Motivated by the concept of Möbius aromatics in organic chemistry, we extend the recently introduced concept of fragile Mott insulators (FMI) to ring-shaped molecules with repulsive Hubbard interactions threaded by a half-quantum of magnetic flux $(hc/2e)$. In this context, an FMI is the insulating ground state of a finite-size molecule that cannot be adiabatically connected to a single Slater determinant, i.e., to a band insulator, provided that time-reversal and lattice translation symmetries are preserved.
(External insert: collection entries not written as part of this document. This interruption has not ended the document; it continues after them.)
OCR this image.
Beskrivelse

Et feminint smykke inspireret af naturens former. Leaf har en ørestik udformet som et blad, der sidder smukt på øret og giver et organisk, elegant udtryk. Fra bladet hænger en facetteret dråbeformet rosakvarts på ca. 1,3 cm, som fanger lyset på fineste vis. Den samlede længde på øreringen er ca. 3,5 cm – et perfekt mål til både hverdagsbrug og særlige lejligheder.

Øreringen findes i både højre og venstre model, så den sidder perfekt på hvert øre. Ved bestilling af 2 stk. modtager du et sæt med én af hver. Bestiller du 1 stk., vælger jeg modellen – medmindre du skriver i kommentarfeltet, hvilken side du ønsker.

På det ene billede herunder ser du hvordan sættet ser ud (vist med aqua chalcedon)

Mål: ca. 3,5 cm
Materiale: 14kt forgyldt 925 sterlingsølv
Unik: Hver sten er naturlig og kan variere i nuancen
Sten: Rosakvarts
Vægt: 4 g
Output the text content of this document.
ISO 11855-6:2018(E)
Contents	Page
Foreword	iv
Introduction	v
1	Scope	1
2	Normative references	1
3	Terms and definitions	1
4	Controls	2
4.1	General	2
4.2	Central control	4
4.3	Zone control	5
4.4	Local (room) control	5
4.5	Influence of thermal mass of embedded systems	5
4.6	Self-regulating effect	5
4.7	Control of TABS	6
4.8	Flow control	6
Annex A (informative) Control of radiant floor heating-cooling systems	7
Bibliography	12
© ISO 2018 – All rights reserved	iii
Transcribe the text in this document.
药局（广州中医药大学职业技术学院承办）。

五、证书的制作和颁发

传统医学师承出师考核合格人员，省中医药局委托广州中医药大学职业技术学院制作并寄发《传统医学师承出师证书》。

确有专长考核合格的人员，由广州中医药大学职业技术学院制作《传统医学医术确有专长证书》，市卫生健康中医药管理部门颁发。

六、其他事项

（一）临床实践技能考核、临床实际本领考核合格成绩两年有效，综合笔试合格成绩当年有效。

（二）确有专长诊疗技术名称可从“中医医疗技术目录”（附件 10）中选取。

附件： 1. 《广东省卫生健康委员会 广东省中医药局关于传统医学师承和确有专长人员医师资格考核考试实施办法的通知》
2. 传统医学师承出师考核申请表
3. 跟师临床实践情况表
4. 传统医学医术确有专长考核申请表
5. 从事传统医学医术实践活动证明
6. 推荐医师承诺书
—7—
Based on exact numerical diagonalization for finite Hubbard interaction strength $U$ and existing Bethe-ansatz studies of the one-dimensional Hubbard model in the large-$U$ limit, we establish a duality between Hubbard molecules with $4n$ and $4n+2$ sites, with $n$ integer. A molecule with $4n$ sites is an FMI in the absence of flux but becomes a band insulator in the presence of a half-quantum of flux, while a molecule with $4n+2$ sites is a band insulator in the absence of flux but becomes an FMI in the presence of a half-quantum of flux. Including next-nearest-neighbor hoppings gives rise to new FMI states that belong to multidimensional irreducible representations of the molecular point group, giving rise to a rich phase diagram.

Figure 1

Orbital topology of (a) an aromatic molecule and (b) a Möbius aromatic.

Figure 2

Ground-state energy of the four-site (red diamonds) and six-site (blue circles) half-filled Hubbard model with zero flux (open markers) and $\pi$ flux (filled markers), obtained by ED. The BIs are lower in energy than the FMIs.

Figure 3

Single-particle energy levels for the four- and six-site rings at $U=0$. The insets give the $U>0$ ground-state eigenvalues $\lambda$ and $\tilde{\lambda }$ of the translation operators ${\mathcal{R}}_0$ and ${\mathcal{R}}_{\varphi }$, respectively.

Figure 4

Phase diagram for $N=6$ at 0 flux with nearest-neighbor hopping $t_1$ and NNN hopping $t_2$, obtained by ED. Ground states are labeled by a symbol ${}^{2S+1}\Gamma$, where $\Gamma$ denotes the irreducible representation of the molecular point group $C_{6v}$ according to which the ground state transforms and $S$ is the total spin in the ground state.

Figure 5

Phase diagram for $N=6$ at $\pi$-flux with nearest-neighbor hopping $t_1$ and NNN hopping $t_2$, obtained by ED. Ground states are labeled by a symbol ${}^{2S+1}\tilde{\Gamma }$ where $\tilde{\Gamma }$ denotes the irreducible representation of the molecular point group $C_{6v}$ according to which the ground state transforms and $S$ is the total spin in the ground state. $\tilde{\Gamma }$ differs from $\Gamma$ in the definition of the translation operator (${\mathcal{R}}_{\pi /N}$ for $\pi$ flux and ${\mathcal{R}}_0$ for zero flux, see Sec. 3).